En Europe, la situation est meilleureLes modèles à suivre ne sont pas univoques, mais ils ont au moins le mérite d'être clairs et structurés. Certains pays se concentrent sur l'émancipation des femmes, comme la France , qui investit dans un vaste réseau de services de garde d'enfants et des politiques actives d'égalité. D'autres, comme la République tchèque , adoptent une approche différente, encourageant les mères à rester à la maison avec un congé parental long et bien rémunéré : 6 mois avec indemnisation intégrale , jusqu'à 46 mois avec des protections progressives et 3 ans de sécurité de l'emploi. L'Allemagne reconnaît également un droit subjectif d'accès aux services pour tous les enfants. En Italie, en revanche, il n'y a pas de vision : ni l'une ni l'autre voie n'est choisie . On se contente de soulever les problèmes, sans jamais vraiment aborder les solutions.

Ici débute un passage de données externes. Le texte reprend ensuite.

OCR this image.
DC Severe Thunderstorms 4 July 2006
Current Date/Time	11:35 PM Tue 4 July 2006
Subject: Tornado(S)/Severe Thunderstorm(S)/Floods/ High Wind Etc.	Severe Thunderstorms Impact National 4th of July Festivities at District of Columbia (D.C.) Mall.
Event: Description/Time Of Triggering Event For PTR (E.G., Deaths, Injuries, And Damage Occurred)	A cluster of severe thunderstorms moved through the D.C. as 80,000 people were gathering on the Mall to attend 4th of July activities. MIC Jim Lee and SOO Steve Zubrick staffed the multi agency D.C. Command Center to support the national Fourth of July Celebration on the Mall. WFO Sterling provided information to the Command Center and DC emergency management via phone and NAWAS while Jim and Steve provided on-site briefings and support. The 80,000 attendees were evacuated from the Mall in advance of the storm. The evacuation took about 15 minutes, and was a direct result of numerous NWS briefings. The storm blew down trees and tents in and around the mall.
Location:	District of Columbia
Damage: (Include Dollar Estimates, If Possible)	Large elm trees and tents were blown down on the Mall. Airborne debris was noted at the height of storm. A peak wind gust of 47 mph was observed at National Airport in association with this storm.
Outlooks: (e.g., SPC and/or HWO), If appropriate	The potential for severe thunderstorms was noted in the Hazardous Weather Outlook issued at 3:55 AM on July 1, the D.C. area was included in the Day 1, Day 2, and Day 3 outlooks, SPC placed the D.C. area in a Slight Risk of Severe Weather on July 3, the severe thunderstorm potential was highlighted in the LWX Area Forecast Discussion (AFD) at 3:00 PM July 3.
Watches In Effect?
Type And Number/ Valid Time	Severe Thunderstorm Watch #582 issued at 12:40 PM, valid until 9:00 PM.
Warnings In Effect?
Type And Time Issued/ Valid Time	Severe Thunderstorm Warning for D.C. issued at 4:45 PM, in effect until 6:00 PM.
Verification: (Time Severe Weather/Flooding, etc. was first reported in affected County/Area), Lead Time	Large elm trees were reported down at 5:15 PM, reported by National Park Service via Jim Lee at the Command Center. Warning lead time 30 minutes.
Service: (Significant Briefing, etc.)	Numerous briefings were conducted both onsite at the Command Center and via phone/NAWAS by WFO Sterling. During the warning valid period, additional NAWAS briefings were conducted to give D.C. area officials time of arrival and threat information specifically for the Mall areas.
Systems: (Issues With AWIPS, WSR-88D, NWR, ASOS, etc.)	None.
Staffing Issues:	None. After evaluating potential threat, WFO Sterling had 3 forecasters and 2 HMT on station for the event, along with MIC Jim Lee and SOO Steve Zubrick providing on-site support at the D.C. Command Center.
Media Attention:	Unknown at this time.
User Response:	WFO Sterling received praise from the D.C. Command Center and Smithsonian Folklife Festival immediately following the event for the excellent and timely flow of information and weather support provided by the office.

« Les bonus ne suffisent pas »Et la conclusion est peut-être la partie la plus urgente du discours d' Antonella Inverno : « Nous avons besoin de courage pour planifier l'avenir. » Les interventions ponctuelles , les primes temporaires ou les annonces qui s'épuisent avec le cycle politique ne suffisent plus. Nous avons besoin d'une vision structurelle, cohérente et à long terme qui place les familles, les femmes, les enfants et les jeunes au centre. Une politique qui ne court pas après l'urgence, mais qui construit la confiance, la stabilité et les perspectives. Car mettre un enfant au monde aujourd'hui est un acte qui a besoin de sens, de sécurité et de réelles perspectives . Et parce qu'un pays qui n'investit pas dans le bien-être et l'égalité des nouvelles générations est un pays qui choisit de ne pas avoir d'avenir.